De l’Hermione à Notre-Dame de Paris, une charpente en chêne de 1300 à 1400 arbres. Un volume de bois comparable mais une mise en œuvre beaucoup plus complexe en charpente navale. L’Association Française des Eaux et Forêts, AFEF, a publié sur son blog le 17 avril 2019 un article rappelant que les forêts françaises disposent de tout le bois nécessaire tant en qualité qu’en volume, et ce sans aucun problème : “une goutte d’eau” pour notre forêt. (voir www.afef.fr ) Pour mémoire : l’AFEF, association reconnue d’utilité publique et créée il y a près d’un siècle, est un cercle de réflexion regroupant des responsables forestiers et des professionnels du bois.
Dès le 16 avril, avec Jean-Marie Ballu, le Télégramme évoquait ce volume de bois, assez comparable à celui demandé pour la reconstruction de l’Hermione. (pour plus de détails, voir le livre “l’Hermione, l’aventure de sa reconstruction“, par J-M Ballu éditions Vagnon / Fleurus).
Pour une charpente de cathédrale, il s’agit de bois droits faciles à trouver et de diamètre moyen ; par contre pour une coque comme celle de l’Hermione, la recherche est beaucoup plus difficile car il faut aussi trouver des “fourcats” (en fourche) et des bois courbes, courbant et tors de gros diamètre ; de plus la mise en œuvre est beaucoup plus complexe !
Parce que hissés à grande hauteur avec les moyens de l’époque, de simples cages d’écureuil, les sections des bois de Notre-Dame de Paris, sont relativement faibles (diamètre des troncs de l’ordre de 35 à 45 cm) donc séchant beaucoup plus vite, une fois débités (sciés).
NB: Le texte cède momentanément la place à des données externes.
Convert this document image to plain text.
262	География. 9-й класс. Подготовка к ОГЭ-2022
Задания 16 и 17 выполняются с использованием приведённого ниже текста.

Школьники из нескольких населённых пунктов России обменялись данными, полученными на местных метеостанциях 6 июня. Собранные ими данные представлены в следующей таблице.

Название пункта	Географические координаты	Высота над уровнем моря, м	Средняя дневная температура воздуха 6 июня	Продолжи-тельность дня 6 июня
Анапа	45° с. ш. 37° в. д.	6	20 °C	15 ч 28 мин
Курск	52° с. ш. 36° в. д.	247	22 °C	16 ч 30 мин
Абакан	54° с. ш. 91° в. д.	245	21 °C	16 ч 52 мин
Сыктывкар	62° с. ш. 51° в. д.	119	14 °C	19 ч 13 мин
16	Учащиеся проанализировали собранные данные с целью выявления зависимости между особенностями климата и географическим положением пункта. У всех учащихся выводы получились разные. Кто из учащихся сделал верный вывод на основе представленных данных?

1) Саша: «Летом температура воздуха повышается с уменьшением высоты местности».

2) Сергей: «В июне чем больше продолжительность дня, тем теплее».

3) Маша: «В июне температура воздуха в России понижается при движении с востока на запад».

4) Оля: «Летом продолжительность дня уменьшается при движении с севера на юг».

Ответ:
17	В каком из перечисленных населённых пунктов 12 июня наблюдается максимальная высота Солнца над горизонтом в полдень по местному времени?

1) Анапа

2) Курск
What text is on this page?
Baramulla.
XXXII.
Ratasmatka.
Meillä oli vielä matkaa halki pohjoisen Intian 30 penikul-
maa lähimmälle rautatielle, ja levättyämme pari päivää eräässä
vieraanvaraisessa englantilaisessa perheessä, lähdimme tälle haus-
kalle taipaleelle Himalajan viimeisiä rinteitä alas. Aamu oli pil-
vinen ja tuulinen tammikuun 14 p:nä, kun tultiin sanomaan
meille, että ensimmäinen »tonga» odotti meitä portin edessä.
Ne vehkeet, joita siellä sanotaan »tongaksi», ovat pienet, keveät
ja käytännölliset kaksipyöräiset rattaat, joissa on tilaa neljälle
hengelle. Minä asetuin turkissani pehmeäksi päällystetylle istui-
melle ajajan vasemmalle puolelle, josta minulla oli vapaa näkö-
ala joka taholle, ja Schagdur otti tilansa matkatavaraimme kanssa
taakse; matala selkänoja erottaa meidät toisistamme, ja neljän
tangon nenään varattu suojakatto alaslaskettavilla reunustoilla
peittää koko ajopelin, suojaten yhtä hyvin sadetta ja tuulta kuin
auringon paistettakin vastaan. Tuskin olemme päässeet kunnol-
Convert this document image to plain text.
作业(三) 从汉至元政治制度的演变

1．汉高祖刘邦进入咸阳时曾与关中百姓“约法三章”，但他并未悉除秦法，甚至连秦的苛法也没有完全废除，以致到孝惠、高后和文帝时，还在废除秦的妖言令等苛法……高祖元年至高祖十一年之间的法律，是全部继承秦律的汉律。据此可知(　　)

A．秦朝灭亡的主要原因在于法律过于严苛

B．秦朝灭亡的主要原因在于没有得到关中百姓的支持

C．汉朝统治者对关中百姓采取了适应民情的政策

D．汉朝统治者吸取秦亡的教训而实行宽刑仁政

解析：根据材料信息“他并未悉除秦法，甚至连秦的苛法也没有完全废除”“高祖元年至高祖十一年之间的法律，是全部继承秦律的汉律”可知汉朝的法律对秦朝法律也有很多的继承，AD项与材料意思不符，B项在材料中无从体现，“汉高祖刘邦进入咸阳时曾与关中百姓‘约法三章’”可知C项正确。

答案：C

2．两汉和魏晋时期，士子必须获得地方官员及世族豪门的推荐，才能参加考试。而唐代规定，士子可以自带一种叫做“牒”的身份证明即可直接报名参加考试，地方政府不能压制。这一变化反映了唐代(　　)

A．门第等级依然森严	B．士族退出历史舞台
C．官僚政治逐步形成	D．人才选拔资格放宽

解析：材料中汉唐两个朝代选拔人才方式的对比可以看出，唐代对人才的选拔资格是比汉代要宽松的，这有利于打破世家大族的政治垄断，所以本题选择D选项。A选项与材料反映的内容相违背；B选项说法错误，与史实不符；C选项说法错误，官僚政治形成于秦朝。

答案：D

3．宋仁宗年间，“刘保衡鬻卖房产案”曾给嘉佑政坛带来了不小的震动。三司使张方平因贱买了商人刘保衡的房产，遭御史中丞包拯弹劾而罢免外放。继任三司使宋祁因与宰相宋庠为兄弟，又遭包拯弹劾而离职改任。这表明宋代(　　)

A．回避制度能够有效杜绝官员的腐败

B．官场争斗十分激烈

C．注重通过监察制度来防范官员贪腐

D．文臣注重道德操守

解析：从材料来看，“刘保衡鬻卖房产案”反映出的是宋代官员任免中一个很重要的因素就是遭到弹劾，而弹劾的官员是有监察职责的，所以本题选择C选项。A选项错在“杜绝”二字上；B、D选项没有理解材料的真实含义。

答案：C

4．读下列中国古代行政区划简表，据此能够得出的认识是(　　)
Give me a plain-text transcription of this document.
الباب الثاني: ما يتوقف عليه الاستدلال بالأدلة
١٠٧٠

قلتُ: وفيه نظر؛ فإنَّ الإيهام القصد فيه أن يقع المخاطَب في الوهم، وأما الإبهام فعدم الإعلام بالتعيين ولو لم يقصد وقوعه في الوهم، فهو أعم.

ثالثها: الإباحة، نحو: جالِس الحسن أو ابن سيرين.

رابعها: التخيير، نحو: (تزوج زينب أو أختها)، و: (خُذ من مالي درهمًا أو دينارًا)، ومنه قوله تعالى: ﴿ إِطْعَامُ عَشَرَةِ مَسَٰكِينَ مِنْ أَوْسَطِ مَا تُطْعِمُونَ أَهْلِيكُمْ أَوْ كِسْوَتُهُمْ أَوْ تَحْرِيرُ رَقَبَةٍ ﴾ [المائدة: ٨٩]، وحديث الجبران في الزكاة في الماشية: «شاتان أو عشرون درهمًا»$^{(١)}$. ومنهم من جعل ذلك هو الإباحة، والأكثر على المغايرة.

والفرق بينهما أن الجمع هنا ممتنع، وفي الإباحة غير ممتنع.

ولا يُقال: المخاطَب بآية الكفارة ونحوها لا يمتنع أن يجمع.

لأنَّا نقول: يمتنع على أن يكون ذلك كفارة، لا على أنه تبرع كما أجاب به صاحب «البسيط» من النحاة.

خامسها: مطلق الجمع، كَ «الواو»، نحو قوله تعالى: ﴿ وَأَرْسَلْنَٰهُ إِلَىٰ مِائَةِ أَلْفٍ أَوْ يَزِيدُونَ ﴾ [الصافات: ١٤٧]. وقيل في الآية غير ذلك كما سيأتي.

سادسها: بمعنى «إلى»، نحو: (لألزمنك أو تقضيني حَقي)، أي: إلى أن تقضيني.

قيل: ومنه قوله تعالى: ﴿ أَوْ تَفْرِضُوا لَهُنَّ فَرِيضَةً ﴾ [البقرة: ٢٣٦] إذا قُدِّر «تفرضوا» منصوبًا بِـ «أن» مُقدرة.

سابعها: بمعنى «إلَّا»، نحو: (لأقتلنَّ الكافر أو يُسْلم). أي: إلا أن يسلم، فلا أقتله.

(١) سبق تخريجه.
En revanche, dans les grands châteaux comme Chambord, les sections des poutres de planchers avaient été réalisées dans des chênes de 80 cm à près d’un mètre de diamètre.
Nos entreprises ont déjà une partie du stock nécessaire en séchage. De plus, même dans les chantiers de marine, on commençait avec les stocks de bois secs, mais une partie du séchage se faisait à l’air le bois étant déjà mis en place, et si on manquait de “bois sec”, on ralentissait de quelques mois la construction pour laisser sécher ; c’était d’ailleurs surtout pour les bordages (pour l’étanchéité de la coque) que l’on exigeait du bois “sec”. Sous Louis XVI, la réglementation imposait qu’une frégate reste au moins deux ans en chantier pour permettre à la membrure de sécher (chantier en général de 3 à 5 ans).
Pascal Jacob, expert bois, a dans le même sens adressé, au Président de la République, à propos de la reconstruction de la charpente de la cathédrale Notre Dame de Paris, une lettre démontrant l’importance de reconstruire en bois : https://www.pascaljacob.fr/
notre-dame-de-paris La comparaison entre “les charpentes de nos bâtiments de terre ou de mer“, comme le disait l’ordonnance de Colbert en 1669, reste instructive. Enfin prévoir un village d’artisans au pied de Notre-Dame serait extrêmement instructif et ferait une belle promotion de nos savoir-faire. C’est ce défi qui a été remarquablement relevé par l’Association Hermione Lafayette, avec Benedict Donnelly et notre académicien Erik Orsenna, en réalisant en 17 ans une superbe réplique historique de la frégate qui avait officiellement conduit La Fayette aux Etats-Unis.
La restauration de la charpente de Notre-Dame de Paris, qui lui avait permis de durer près de 9 siècles et aurait pu durer plus encore, doit se faire dans les règles de l’art et de l’histoire pour les siècles à venir.